All Actions in s3 IAM Policies and using SID Field as Comment

docs/data_management/lts/policies.md

@@ -2,7 +2,7 @@
 
 A major use for LTS is storage of data that should be accessible to multiple users from a lab or research group. By default, buckets are only visible and accessible to the owner of the bucket, and no mechanism exists to search for buckets other users have created.
 
-Instead, sharing buckets must be done through the command line using [bucket policies](https://docs.aws.amazon.com/AmazonS3/latest/userguide/bucket-policies.html). A bucket policy is a JSON formatted file that assigns user read and write permissions to the bucket and to objects within the bucket. If you have not worked with JSON files before, a brief explantion can be found [here](https://docs.fileformat.com/web/json/). It's important to note that the bucket owner will always retain the ability to perform all actions on a bucket and its contents and so do not need to be explicitly granted permissions.
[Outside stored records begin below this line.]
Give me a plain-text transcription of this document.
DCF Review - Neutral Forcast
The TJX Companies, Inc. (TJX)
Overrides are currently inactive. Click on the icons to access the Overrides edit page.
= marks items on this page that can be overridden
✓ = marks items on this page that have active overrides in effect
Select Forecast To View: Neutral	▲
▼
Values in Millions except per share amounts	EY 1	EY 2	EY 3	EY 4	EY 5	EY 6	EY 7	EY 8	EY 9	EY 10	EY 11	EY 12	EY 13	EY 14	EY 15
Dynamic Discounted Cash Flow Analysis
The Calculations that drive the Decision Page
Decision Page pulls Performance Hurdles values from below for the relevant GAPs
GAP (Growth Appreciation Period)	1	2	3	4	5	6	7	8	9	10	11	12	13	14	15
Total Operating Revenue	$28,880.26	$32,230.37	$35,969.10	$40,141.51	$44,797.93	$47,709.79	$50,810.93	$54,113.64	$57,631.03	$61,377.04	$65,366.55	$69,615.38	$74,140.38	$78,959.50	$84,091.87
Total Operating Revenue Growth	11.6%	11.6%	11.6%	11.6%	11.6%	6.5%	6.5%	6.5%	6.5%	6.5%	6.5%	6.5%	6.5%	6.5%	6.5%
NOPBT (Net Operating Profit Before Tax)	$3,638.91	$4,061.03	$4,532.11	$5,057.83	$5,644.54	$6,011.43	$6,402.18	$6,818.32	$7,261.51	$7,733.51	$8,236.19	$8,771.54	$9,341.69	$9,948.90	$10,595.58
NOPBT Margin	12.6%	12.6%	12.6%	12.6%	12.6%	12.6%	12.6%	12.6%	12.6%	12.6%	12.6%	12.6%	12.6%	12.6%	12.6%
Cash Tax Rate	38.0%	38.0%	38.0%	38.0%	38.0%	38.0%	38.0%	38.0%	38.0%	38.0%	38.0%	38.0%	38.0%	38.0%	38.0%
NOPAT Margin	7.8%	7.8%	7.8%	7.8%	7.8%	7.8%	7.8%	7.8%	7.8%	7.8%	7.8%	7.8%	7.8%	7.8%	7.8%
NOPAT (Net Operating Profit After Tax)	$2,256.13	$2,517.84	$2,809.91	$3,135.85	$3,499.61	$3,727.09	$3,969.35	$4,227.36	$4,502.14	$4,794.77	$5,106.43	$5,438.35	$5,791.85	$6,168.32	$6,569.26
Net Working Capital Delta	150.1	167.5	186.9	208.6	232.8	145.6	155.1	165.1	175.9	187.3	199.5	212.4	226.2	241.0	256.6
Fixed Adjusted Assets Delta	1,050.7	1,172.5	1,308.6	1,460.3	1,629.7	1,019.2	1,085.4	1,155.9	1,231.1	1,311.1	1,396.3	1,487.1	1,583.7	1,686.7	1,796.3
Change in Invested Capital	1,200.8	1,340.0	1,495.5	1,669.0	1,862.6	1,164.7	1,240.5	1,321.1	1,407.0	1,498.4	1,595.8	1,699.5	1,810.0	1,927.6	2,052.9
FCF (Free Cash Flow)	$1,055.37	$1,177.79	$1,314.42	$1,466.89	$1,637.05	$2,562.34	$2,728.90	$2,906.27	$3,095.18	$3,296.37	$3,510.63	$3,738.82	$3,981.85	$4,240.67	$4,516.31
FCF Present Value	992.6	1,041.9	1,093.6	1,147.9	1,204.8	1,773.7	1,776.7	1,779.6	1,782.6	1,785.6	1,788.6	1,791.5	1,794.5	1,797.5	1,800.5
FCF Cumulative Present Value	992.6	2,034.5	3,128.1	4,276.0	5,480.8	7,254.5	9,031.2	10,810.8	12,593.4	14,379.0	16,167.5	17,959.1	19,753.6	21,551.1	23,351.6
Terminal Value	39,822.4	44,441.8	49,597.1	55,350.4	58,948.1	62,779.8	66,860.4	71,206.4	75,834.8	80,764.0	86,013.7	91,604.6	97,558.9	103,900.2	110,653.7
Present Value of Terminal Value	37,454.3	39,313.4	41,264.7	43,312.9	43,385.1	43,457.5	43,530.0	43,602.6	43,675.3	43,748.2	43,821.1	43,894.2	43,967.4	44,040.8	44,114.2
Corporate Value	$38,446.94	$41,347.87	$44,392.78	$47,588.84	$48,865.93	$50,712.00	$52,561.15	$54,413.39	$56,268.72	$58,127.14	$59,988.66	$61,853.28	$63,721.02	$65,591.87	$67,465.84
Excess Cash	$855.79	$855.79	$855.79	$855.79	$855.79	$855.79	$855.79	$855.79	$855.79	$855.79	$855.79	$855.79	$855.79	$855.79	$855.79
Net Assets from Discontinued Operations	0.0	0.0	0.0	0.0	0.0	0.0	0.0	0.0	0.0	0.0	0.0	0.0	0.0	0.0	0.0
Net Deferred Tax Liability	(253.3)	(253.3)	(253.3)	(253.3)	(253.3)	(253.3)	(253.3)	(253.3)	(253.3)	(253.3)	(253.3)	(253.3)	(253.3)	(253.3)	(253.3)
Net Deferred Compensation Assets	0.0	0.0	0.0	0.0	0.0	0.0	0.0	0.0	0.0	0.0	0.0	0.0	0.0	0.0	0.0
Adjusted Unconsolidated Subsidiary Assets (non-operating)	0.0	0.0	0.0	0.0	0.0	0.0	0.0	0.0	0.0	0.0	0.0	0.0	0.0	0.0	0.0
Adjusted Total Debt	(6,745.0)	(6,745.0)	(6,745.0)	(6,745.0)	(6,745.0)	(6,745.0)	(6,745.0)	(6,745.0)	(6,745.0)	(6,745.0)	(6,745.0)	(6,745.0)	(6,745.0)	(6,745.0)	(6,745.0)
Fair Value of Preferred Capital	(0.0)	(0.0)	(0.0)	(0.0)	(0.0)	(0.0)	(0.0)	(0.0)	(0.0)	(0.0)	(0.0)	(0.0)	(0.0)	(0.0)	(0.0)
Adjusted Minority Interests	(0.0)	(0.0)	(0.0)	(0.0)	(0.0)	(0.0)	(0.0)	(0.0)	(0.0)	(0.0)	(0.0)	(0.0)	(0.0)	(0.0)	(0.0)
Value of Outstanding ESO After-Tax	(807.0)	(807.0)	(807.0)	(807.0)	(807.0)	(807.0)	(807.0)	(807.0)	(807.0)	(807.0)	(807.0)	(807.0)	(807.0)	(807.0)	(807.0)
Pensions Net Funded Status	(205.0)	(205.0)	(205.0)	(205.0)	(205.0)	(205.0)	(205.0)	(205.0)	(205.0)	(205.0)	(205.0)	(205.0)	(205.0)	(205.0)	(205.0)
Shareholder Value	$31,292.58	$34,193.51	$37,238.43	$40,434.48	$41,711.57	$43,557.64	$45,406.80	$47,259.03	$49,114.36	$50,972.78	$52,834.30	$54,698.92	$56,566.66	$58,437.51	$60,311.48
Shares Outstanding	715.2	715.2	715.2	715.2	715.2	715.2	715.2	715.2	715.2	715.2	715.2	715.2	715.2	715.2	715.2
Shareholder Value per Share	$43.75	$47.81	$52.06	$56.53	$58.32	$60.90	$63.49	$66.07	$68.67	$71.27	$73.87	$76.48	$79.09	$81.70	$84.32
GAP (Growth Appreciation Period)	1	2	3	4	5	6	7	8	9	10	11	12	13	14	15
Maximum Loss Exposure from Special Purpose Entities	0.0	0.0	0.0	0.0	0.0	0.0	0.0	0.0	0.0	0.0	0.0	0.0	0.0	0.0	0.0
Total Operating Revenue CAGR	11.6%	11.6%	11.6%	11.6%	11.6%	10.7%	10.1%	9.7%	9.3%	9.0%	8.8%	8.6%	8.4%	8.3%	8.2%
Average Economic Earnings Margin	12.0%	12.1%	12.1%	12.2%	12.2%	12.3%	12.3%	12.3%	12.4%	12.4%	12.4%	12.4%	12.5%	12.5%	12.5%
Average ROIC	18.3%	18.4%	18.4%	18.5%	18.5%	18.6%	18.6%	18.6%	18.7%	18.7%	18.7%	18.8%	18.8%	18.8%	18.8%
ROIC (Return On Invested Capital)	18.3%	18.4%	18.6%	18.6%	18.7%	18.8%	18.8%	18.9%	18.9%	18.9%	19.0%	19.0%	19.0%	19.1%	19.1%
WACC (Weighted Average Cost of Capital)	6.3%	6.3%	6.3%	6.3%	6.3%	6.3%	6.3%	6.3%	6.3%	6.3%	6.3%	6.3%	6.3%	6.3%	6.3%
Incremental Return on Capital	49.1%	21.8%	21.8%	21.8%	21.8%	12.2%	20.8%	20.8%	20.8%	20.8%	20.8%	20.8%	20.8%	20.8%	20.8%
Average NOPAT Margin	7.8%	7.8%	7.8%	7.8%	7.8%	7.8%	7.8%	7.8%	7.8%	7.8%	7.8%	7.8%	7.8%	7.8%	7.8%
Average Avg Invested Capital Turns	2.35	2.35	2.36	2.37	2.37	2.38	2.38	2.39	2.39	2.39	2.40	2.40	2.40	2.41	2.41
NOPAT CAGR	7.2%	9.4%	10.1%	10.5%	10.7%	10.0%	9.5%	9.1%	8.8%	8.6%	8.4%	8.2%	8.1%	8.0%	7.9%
+Instead, sharing buckets must be done through the command line using [bucket policies](https://docs.aws.amazon.com/AmazonS3/latest/userguide/bucket-policies.html). A bucket policy is a JSON formatted file that assigns user read and write permissions to the bucket and to objects within the bucket. If you have not worked with JSON files before, a brief explanation can be found [here](https://docs.fileformat.com/web/json/). It's important to note that the bucket owner will always retain the ability to perform all actions on a bucket and its contents and so do not need to be explicitly granted permissions.
 
 <!-- markdownlint-disable MD046 -->
 !!! important
@@ -248,6 +248,74 @@ In some instances, the bucket owner (i.e. ideally the PI for the lab if this is
 }
 ```
 
+## Comments in S3 IAM Policies
+
+IAM policies for `S3`, used by LTS for object-level access control within buckets, are written in `JSON` format. Since `JSON` does not support comments natively, `AWS` does not provide a dedicated comment field in their IAM policy schema.
+
+The optional `SID` field in IAM policies, though intended for uniquely identifying statements, can also be used as an ad-hoc comment. In the example below, the `SID` field provides a description of the statement, serving as a comment.
+
+```json
+{
+  "Version": "2012-10-17",
+  "Statement": [
+    {
+      "Sid": "This statement grants read access to all objects in bucket1",
+      "Effect": "Allow",
+      "Principal": {
+        "AWS":[
+            "arn:aws:iam:::user/bob",
+            "arn:aws:iam:::user/jane@uab.edu"
+        ]
+      },
+      "Action": [
+        "s3:GetObject"
+      ],
+      "Resource": [
+        "arn:aws:s3:::bucket1",
+        "arn:aws:s3:::bucket1/*"
+      ]
+    }
+  ]
+}
+```
+
+## Specifying "all actions" in IAM Policies
+
+To allow or deny all actions on a specific resource, such as an `S3` bucket or object, use the following `Action` block as part of a `Statement` object to specify that all actions are affected by the statement:
+
+```Json
+    "Action": [
+    "s3:*"
+    ],
+```
+
+Here is an example IAM policy that grants all `S3` actions on bucket1 and all its objects:
+
+```json
+{
+  "Version": "2012-10-17",
+  "Statement": [
+    {
+      "Sid": "This statement grants access to all S3 actions in bucket1",
+      "Effect": "Allow",
+      "Principal": {
+        "AWS":[
+             "arn:aws:iam:::user/bob",
+             "arn:aws:iam:::user/jane@uab.edu"
+        ]
+      },
+      "Action": [
+        "s3:*"
+      ],
+      "Resource": [
+        "arn:aws:s3:::bucket1",
+        "arn:aws:s3:::bucket1/*"
+      ]
+    }
+  ]
+}
+```
+
 ## Applying a Policy
 
 Policies can be applied to a bucket either by the owner or by a user who has been given the `s3:PutBucketPolicy` permission. Use s3cmd to apply policies.